Configuration in .mcp.json:

{
  "mcpServers": {
    "gemini-cli": {
      "command": "npx",
      "args": [
        "-y",
        "@trishchuk/gemini-mcp-server"
      ]
    },
    "codex-cli": {
      "command": "npx",
      "args": [
        "-y",
        "@trishchuk/codex-mcp-tool"
      ]
    }
  }
}

This transformed autoresearch from "one model spinning a loop" into a collaboration of three AI models, where each brings its strengths.

Bugs can be catastrophic. The infinite loop in the Kraft inequality Huffman fix and the OOM from context modeling — both "killed" the system. autoresearch.checks.sh with cargo test caught correctness bugs, but resource bugs (infinite loops, memory exhaustion) required manual intervention. Limiting test parallelism (RUST_TEST_THREADS=1) proved critical.

The 80/20 rule applies aggressively. Eight changes account for 95% of the ratio improvement: compact format (-40%), Huffman coding (-25%), optimal DP (-7%), window increase (-5%), REP1 tracking in DP (-7%), dense try_lens (-1.4%), rep-offsets (-3%), context modeling (-2%). The remaining 100+ experiments were incremental or dead ends.

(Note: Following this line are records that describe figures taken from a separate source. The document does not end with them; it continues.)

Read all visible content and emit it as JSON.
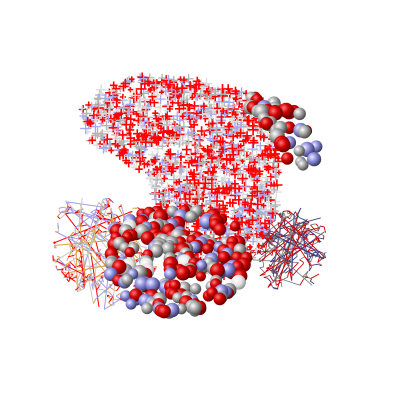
{
  "viewer": {
    "background": "#ffffff",
    "representations": [
      {
        "name": "cross-markers",
        "style": "crosses",
        "colors": [
          "#ff0000",
          "#a8a8f0",
          "#b4b4b4",
          "#dcdcdc"
        ]
      },
      {
        "name": "space-fill-lower",
        "style": "spheres",
        "colors": [
          "#c80000",
          "#9a9a9a",
          "#8a8ad8",
          "#e6e6e6"
        ]
      },
      {
        "name": "space-fill-upper-right",
        "style": "spheres",
        "colors": [
          "#c80000",
          "#9a9a9a",
          "#8a8ad8"
        ]
      },
      {
        "name": "wireframe-left",
        "style": "sticks",
        "colors": [
          "#a0a0e8",
          "#c8c8c8",
          "#ff0000",
          "#e0a040"
        ]
      },
      {
        "name": "wireframe-right",
        "style": "sticks",
        "colors": [
          "#808080",
          "#404080",
          "#c80000"
        ]
      }
    ]
  }
}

Window size matters more than algorithm complexity. Increasing the sliding window from 32 KB to 256 KB gave more ratio improvement than all other optimizations from the last 30 experiments combined. The lesson: before complicating the algorithm, check whether simple parameters won't give you more.

Unconventional ideas work. Reverse compression (try the file backwards), RLE-encoding Huffman headers, XOR-prediction of literals — most didn't work, but some gave real gains. Reverse compression improved HTML files, and header RLE helped every file without exception.

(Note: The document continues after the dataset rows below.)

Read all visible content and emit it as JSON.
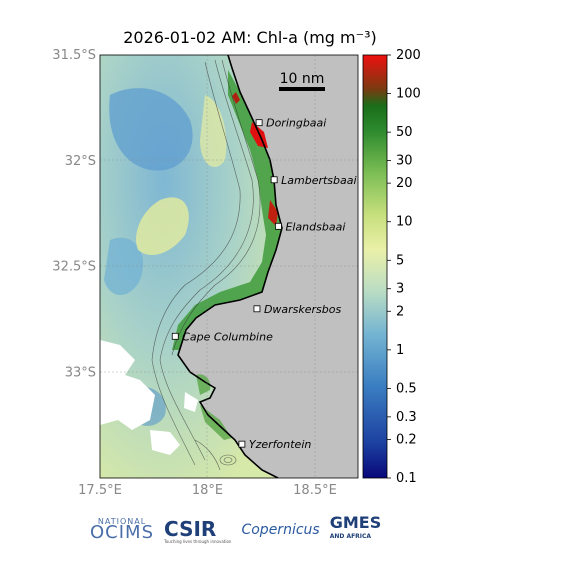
{
  "title": "2026-01-02 AM: Chl-a (mg m⁻³)",
  "chart_data": {
    "type": "heatmap",
    "variable": "Chl-a",
    "units": "mg m⁻³",
    "date": "2026-01-02 AM",
    "scale": "log",
    "colorbar_range": [
      0.1,
      200
    ],
    "colorbar_ticks": [
      "200",
      "100",
      "50",
      "30",
      "20",
      "10",
      "5",
      "3",
      "2",
      "1",
      "0.5",
      "0.3",
      "0.2",
      "0.1"
    ],
    "colorbar_values": [
      200,
      100,
      50,
      30,
      20,
      10,
      5,
      3,
      2,
      1,
      0.5,
      0.3,
      0.2,
      0.1
    ],
    "lat_ticks": [
      "31.5°S",
      "32°S",
      "32.5°S",
      "33°S"
    ],
    "lon_ticks": [
      "17.5°E",
      "18°E",
      "18.5°E"
    ],
    "lat_range": [
      -33.5,
      -31.5
    ],
    "lon_range": [
      17.5,
      18.7
    ],
    "grid": true,
    "scale_bar": "10 nm",
    "places": [
      {
        "name": "Doringbaai",
        "lon": 18.24,
        "lat": -31.82
      },
      {
        "name": "Lambertsbaai",
        "lon": 18.31,
        "lat": -32.09
      },
      {
        "name": "Elandsbaai",
        "lon": 18.33,
        "lat": -32.31
      },
      {
        "name": "Dwarskersbos",
        "lon": 18.23,
        "lat": -32.7
      },
      {
        "name": "Cape Columbine",
        "lon": 17.85,
        "lat": -32.83
      },
      {
        "name": "Yzerfontein",
        "lon": 18.16,
        "lat": -33.34
      }
    ]
  },
  "logos": {
    "ocims_top": "NATIONAL",
    "ocims": "OCIMS",
    "csir": "CSIR",
    "csir_sub": "Touching lives through innovation",
    "copernicus": "Copernicus",
    "gmes": "GMES",
    "gmes_sub": "AND AFRICA"
  }
}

Dynamic adaptation matters more than fixed parameters. Adaptive window size (from 1 KB for small files to 256 KB for large ones), adaptive number of context tables (1 or 8 based on entropy), adaptive hash (4 or 5 bytes), trying reverse — all these decisions are made per-file based on input characteristics.

DP pricing is an art, not a science. The hybrid approach (Shannon entropy for early passes, Huffman lengths for the final one) works better than a pure version of either. The "theoretically correct" DP↔encoder rep-state sync fix catastrophically worsened ratio because it destabilized convergence. Practice beats theory.

Dense try_lens — an unexpected win. Trying all match lengths 3-32 instead of sparse [3,6,19,67,...] gave -1.4% ratio. This idea came from a code review by Gemini 3.1 Pro — a fresh perspective from another model found an "obvious" optimization that the main agent hadn't noticed for 50+ experiments.

Try It Yourself

# Clone and build
git clone <repo> && cd experiment
cargo build --release

# Run the benchmark
./autoresearch.sh

# Compare with gzip
./benchmark.sh

# Run your own autoresearch loop
/autoresearch optimize <your target>

The compressor is ~900 lines of Rust with no dependencies (lib.rs + huffman.rs + codes.rs + context.rs + checksum.rs + rle.rs + range_coder.rs). The full experiment history is in autoresearch.jsonl — 140+ entries documenting every hypothesis, result, and decision.